Islamabad : The sentencing of Mumbai terror attack mastermind Hafiz Saeed to 31 years imprisonment by an anti-terrorism court in Pakistan seems to be a stage-managed show by the country for the global money laundering and terrorist financing watchdog Financial Action Task Force (FATF), writes Sergio Restelli for The Times of Israel.
Pakistan, grey-listed by FATF in the past few years, is desperate to prove its seriousness in curbing the terror financing operating in the country and has thus resorted to using its old tactics of sentencing terrorists who will later be freed by the higher courts of the country.

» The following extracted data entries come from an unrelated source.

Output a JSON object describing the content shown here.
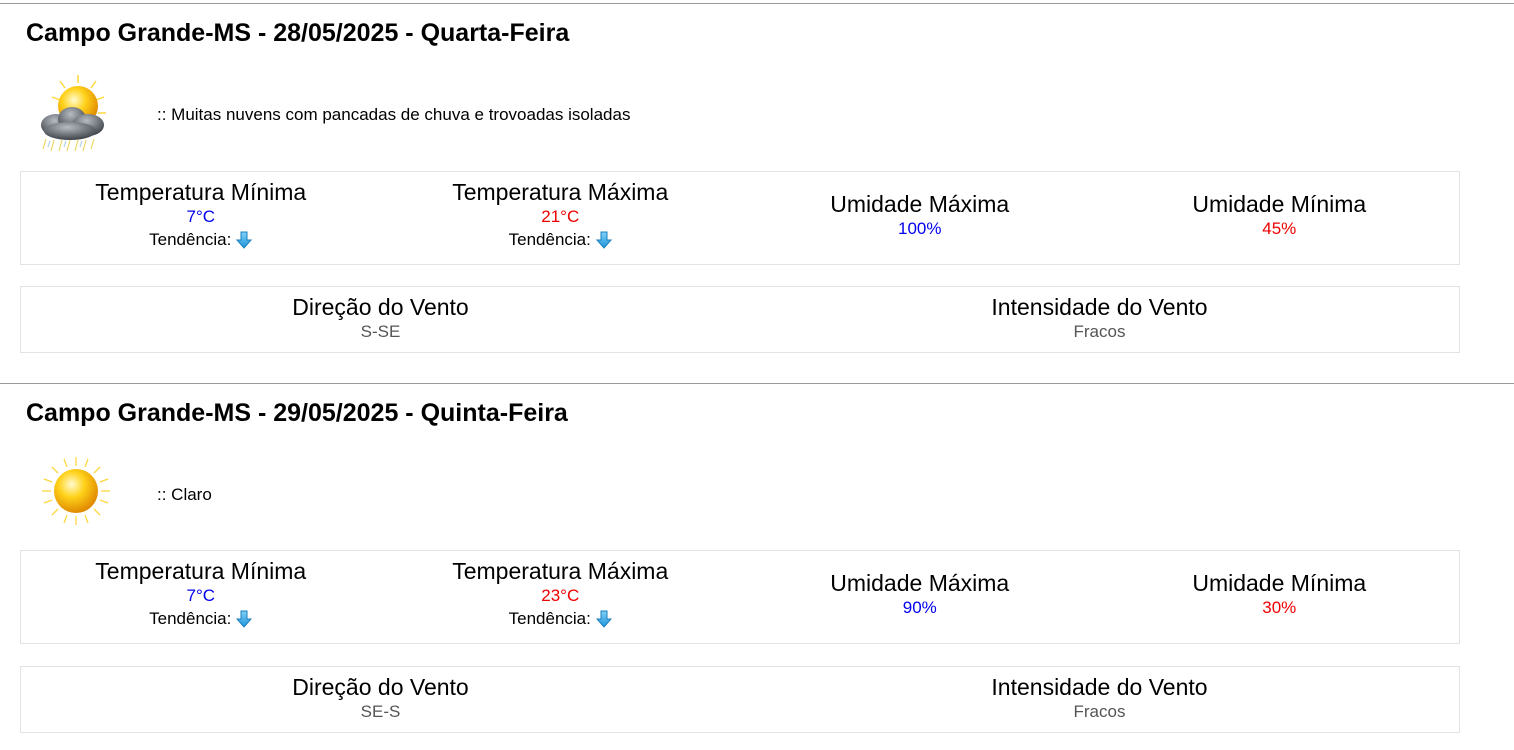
{
  "colors": {
    "min_value": "#0000ee",
    "max_value": "#ee0000",
    "wind_value": "#555555",
    "divider": "#9a9a9a",
    "box_border": "#e3e3e3",
    "trend_arrow": "#2aa7e8"
  },
  "days": [
    {
      "title": "Campo Grande-MS - 28/05/2025 - Quarta-Feira",
      "icon": "sun-cloud-storm-icon",
      "condition": ":: Muitas nuvens com pancadas de chuva e trovoadas isoladas",
      "temp_min": {
        "label": "Temperatura Mínima",
        "value": "7°C",
        "trend_label": "Tendência:",
        "trend_icon": "arrow-down-icon"
      },
      "temp_max": {
        "label": "Temperatura Máxima",
        "value": "21°C",
        "trend_label": "Tendência:",
        "trend_icon": "arrow-down-icon"
      },
      "humidity_max": {
        "label": "Umidade Máxima",
        "value": "100%"
      },
      "humidity_min": {
        "label": "Umidade Mínima",
        "value": "45%"
      },
      "wind_direction": {
        "label": "Direção do Vento",
        "value": "S-SE"
      },
      "wind_intensity": {
        "label": "Intensidade do Vento",
        "value": "Fracos"
      }
    },
    {
      "title": "Campo Grande-MS - 29/05/2025 - Quinta-Feira",
      "icon": "sun-icon",
      "condition": ":: Claro",
      "temp_min": {
        "label": "Temperatura Mínima",
        "value": "7°C",
        "trend_label": "Tendência:",
        "trend_icon": "arrow-down-icon"
      },
      "temp_max": {
        "label": "Temperatura Máxima",
        "value": "23°C",
        "trend_label": "Tendência:",
        "trend_icon": "arrow-down-icon"
      },
      "humidity_max": {
        "label": "Umidade Máxima",
        "value": "90%"
      },
      "humidity_min": {
        "label": "Umidade Mínima",
        "value": "30%"
      },
      "wind_direction": {
        "label": "Direção do Vento",
        "value": "SE-S"
      },
      "wind_intensity": {
        "label": "Intensidade do Vento",
        "value": "Fracos"
      }
    }
  ]
}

After the 2008 Mumbai terror attacks, Saeed and his cohorts have been sentenced by Pakistan on numerous occasions, however, every time, the prosecution is challenged in a higher court and the judges have been eager to dispose of the cases.
Hafiz Saeed is an infamous terrorist who has survived all kinds of scrutiny and sanctions and lived to tell the tale of Pakistan’s deep relationship with jihad. He lives in plain sight of everyone, runs a corporate empire, and has ties with the Pakistan Army and several political leaders. He is also the head of Lashkar-e-Taiba (LeT), a global terrorist group involved in several terrorist attacks across the world, including the one in Mumbai, writes Restelli.
Moreover, Saeed has been fundraising through various charity fronts and voluntary contributions from Pakistan political leaders and businessmen. However, none of these patrons has been held accountable for terror financing, despite these facts being in the public domain for a long time.
Thus, the Pakistan government finally waking up to these facts in July 2019 and ordering action to be taken against Saeed and his group for terrorist financing seems to be a desperate attempt to put up a good show for the FATF.
Notably, these actions come after Pakistan was first time grey-listed by FATF in June 2018 and was given one year to fulfil a checklist of requirements to be white-listed. Increased pressure from FATF after inaction for a year and the possibility of being blacklisted for not complying with the watchdog’s requirements became the country’s drive to take action against terrorist groups, according to Restelli.
Finally, four years after being sanctioned, Pakistan has taken a step against LeT and its chief. However, had the country been serious about prosecuting terror, Saeed should have been long ago charged with terrorism, tried and prosecuted under harsh anti-terrorism laws.